Research commissioned from censuswide by data warehousing company Teradata has found that 82% of UK insurance companies with more than £500m turnover are prioritising big data strategies in 2016.

The survey polled 300 senior decision makers from the insurance industry, split evenly between the UK, France and Germany.

In the UK, 42 respondents were from companies with turnover between £50m and £500m and 22 from companies with turnover of £500m or more.

Among the smaller UK-based firms, a minority of 46% are making big data a priority.

Some 73% of the larger firms are using big data to increase premiums by tackling underwriting fraud.

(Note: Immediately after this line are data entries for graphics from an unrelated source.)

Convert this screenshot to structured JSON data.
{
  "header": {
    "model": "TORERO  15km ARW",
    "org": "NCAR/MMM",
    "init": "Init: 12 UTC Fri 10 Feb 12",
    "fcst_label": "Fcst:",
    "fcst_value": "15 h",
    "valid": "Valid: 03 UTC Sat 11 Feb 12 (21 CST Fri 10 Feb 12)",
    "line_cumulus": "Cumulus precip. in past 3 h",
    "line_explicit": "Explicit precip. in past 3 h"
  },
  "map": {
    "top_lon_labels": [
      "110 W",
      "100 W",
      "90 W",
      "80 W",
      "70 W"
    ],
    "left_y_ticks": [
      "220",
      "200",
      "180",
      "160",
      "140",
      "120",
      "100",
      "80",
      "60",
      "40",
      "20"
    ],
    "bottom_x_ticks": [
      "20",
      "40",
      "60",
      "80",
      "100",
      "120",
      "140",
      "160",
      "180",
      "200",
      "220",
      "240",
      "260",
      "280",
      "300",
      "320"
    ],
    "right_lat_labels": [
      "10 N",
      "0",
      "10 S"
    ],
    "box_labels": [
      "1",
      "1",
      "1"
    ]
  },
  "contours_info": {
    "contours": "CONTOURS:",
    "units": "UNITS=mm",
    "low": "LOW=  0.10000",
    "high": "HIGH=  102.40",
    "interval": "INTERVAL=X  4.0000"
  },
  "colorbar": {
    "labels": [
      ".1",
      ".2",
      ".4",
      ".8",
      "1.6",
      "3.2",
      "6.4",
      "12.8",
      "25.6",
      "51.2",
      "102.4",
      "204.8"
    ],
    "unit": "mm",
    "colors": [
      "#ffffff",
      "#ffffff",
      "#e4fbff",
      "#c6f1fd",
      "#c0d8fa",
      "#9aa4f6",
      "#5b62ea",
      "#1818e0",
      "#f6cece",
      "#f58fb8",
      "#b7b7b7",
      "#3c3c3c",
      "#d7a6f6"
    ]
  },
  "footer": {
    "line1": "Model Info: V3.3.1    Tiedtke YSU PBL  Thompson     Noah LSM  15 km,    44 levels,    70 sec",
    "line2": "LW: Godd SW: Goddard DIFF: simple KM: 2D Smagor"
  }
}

Large French and German firms are ahead of the UK when it comes to what the survey calls "full deployment of customer data". On average, 76% of the French and Germans do this, while 63% of the British do.

The survey also looked at internet of things (IoT) data. Here, the British were ahead in their use of IoT data, such as telematics in car insurance. Three quarters of UK insurers pronounced themselves “very well equipped” to exploit this.

Lesley Winrow, head of insurance, Teradata UK and Ireland said: “It is reassuring to see that UK insurers have grasped just how crucial IoT data will be. However, it is time for smaller UK firms to follow suit. As insurers develop their big data projects, they will understand how they can use insights to differentiate themselves from the competition on more than just pricing”.

“Insurers who don’t have an advanced big data strategy are depriving themselves of the significant revenue-boosting capability to make far more personalised offers that will be more engaging and compelling to individual consumers.”

Read more about big data in insurance

Risk and privacy

At a Teradata organised discussion event held in the City of London, to coincide with the publication of the research, David Thomson, director of policy and public affairs at the Chartered Insurance Institute, cautioned against too great an embrace of the trend towards personalised offers in insurance: “Part of the genius of insurance is that it is based on pooled risk. That has been its social value.

"There is a danger of sleepwalking away from that into individual pricing.”

At the same event, Renate Samson, chief executive of civil liberties pressure group Big Brother Watch said: “Personalisation is slightly horrifying, and won’t be allowed under the terms of the EU’s GDPR [General Data Privacy Regulation]. You will not be allowed to analyse, profile or predict on the basis of behaviour, attitudes or preferences.

"And people feel creeped out having their social media activity or web browsing watched. If an insurance or other financial services company comes to me offering a service and I realise they’ve been looking at my Facebook or Twitter, they will come a cropper. If you think that personalisation is the key, run the other way.”

Pooling risk-takers

Stephen Brobst, chief technnology officer at Teradata, had a more positive take on using big data to deliver more personalised insurance: “As long as companies say what they do and do what they say, that is key. If I allow, as a consumer, an automotive insurance company to collect the data on my driving habits that allows them to see I am a better driver than the rest. The first car that I ever owned cost less than it did to insure it for a year.

"It is outrageously stupid to be put in the same risk pool as bad drivers.

“The same thing applies to healthcare. If you smoke and I don’t smoke, I don’t see why I should pay the same premium as you. Smoking is ultimately under my control. I shouldn’t subsidise the bad habits of others.

“Anonymised data can be used very well by actuaries to understand risk.”